A sociologist wants to know about the stress levels in the nation over the past years. In the late 2000s, the average score on the BSI in the nation was 18 with a variance of 51.84. A current day sample of 28 produces a mean BSI scote of 21.3. What can the sociologist conclude with an a of 0.05?

A) What is the test statistic? One sample t test, independent, z test or related samples t test.

B. What is the population? What is the sample?

C. Compute the test statistic and make a decision about Ho.

E. Compute the effect sizes and magnitude:

D=

r2=

F. Make an interpretation based on results.

There has been a significant increase.

There has been a signigicant decrease

There has been no change.

Answer 1

A) What is the test statistic?

Here, we have to use one sample z test for the population mean, because we are given the value for population standard deviation or variance.

B. What is the population? What is the sample?

The population is all persons in the nation. The sample is 28 randomly selected person.

C. Compute the test statistic and make a decision about Ho.

The null and alternative hypotheses for this test are given as below:

Null hypothesis: H₀: The average score on the BSI in the nation is 18.

Alternative hypothesis: H_a: The average score on the BSI in the nation is greater than 18.

H₀: µ = 18 versus H_a: µ > 18

This is an upper tailed or right tailed (one tailed) test.

The test statistic is given as below:

Z = (Xbar - µ)/[σ/sqrt(n)]

We are given

Xbar = 21.3

σ^2 = 51.84

σ = sqrt(51.84) = 7.2

n = 28

Z = (21.3 – 18)/[7.2/sqrt(28)]

Z = 2.4253

P-value = 0.0076

(by using z-table)

P-value < α = 0.05

So, we reject the null hypothesis H₀

There is sufficient evidence to conclude that the average score on the BSI in the nation is greater than 18.
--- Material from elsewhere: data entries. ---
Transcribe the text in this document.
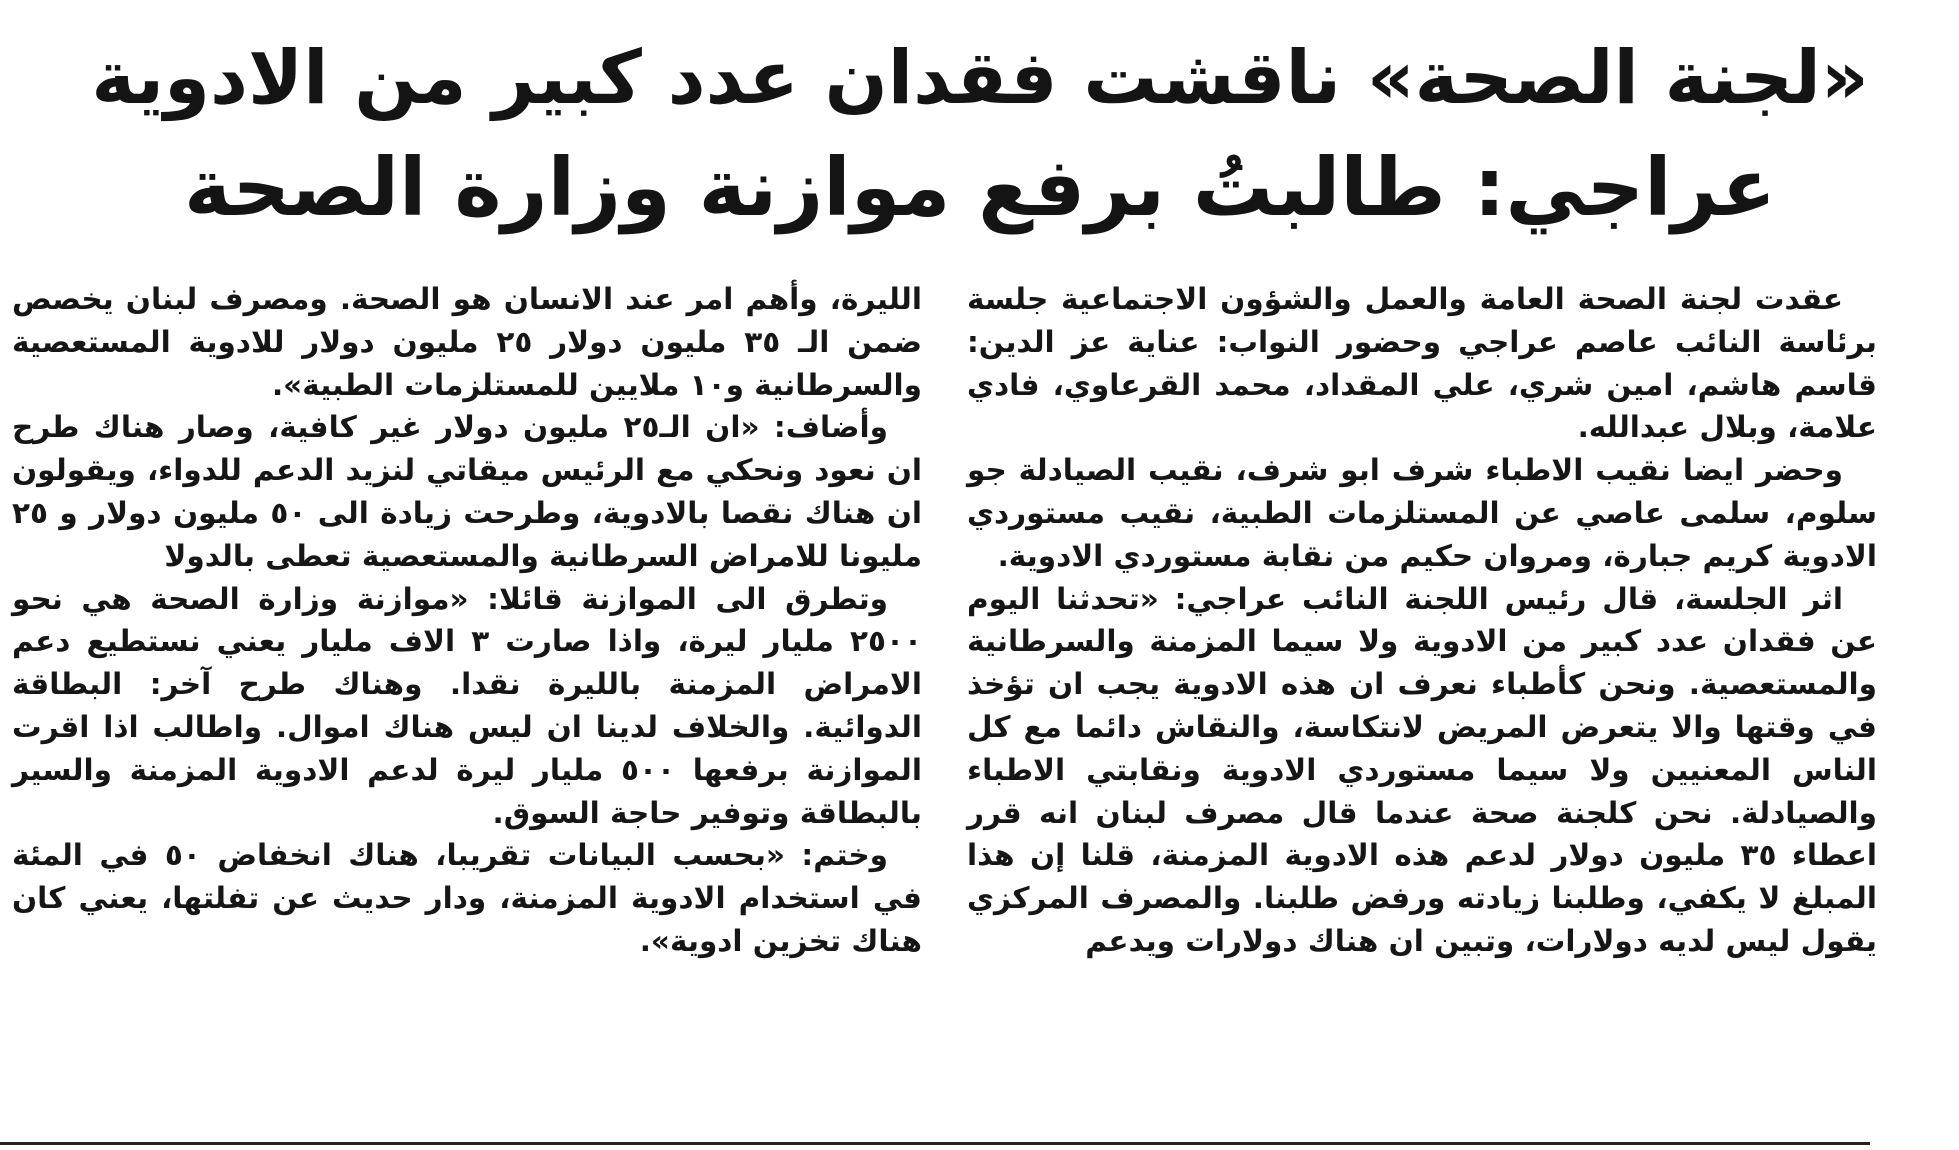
«لجنة الصحة» ناقشت فقدان عدد كبير من الادوية
عراجي: طالبتُ برفع موازنة وزارة الصحة

عقدت لجنة الصحة العامة والعمل والشؤون الاجتماعية جلسة برئاسة النائب عاصم عراجي وحضور النواب: عناية عز الدين: قاسم هاشم، امين شري، علي المقداد، محمد القرعاوي، فادي علامة، وبلال عبدالله.

وحضر ايضا نقيب الاطباء شرف ابو شرف، نقيب الصيادلة جو سلوم، سلمى عاصي عن المستلزمات الطبية، نقيب مستوردي الادوية كريم جبارة، ومروان حكيم من نقابة مستوردي الادوية.

اثر الجلسة، قال رئيس اللجنة النائب عراجي: «تحدثنا اليوم عن فقدان عدد كبير من الادوية ولا سيما المزمنة والسرطانية والمستعصية. ونحن كأطباء نعرف ان هذه الادوية يجب ان تؤخذ في وقتها والا يتعرض المريض لانتكاسة، والنقاش دائما مع كل الناس المعنيين ولا سيما مستوردي الادوية ونقابتي الاطباء والصيادلة. نحن كلجنة صحة عندما قال مصرف لبنان انه قرر اعطاء ٣٥ مليون دولار لدعم هذه الادوية المزمنة، قلنا إن هذا المبلغ لا يكفي، وطلبنا زيادته ورفض طلبنا. والمصرف المركزي يقول ليس لديه دولارات، وتبين ان هناك دولارات ويدعم

الليرة، وأهم امر عند الانسان هو الصحة. ومصرف لبنان يخصص ضمن الـ ٣٥ مليون دولار ٢٥ مليون دولار للادوية المستعصية والسرطانية و١٠ ملايين للمستلزمات الطبية».

وأضاف: «ان الـ٢٥ مليون دولار غير كافية، وصار هناك طرح ان نعود ونحكي مع الرئيس ميقاتي لنزيد الدعم للدواء، ويقولون ان هناك نقصا بالادوية، وطرحت زيادة الى ٥٠ مليون دولار و ٢٥ مليونا للامراض السرطانية والمستعصية تعطى بالدولا

وتطرق الى الموازنة قائلا: «موازنة وزارة الصحة هي نحو ٢٥٠٠ مليار ليرة، واذا صارت ٣ الاف مليار يعني نستطيع دعم الامراض المزمنة بالليرة نقدا. وهناك طرح آخر: البطاقة الدوائية. والخلاف لدينا ان ليس هناك اموال. واطالب اذا اقرت الموازنة برفعها ٥٠٠ مليار ليرة لدعم الادوية المزمنة والسير بالبطاقة وتوفير حاجة السوق.

وختم: «بحسب البيانات تقريبا، هناك انخفاض ٥٠ في المئة في استخدام الادوية المزمنة، ودار حديث عن تفلتها، يعني كان هناك تخزين ادوية».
E. Compute the effect sizes and magnitude:

The formula for effect size is given as below:

d = (Xbar - µ)/σ

d = (21.3 – 18)/7.2

d = 3.3/7.2

d = 0.458333

d ≈ 0.5

There is a medium effect.

F. Make an interpretation based on results.

We reject the null hypothesis and concluded that the average score on the BSI in the nation is greater than 18.There has been a significant increase.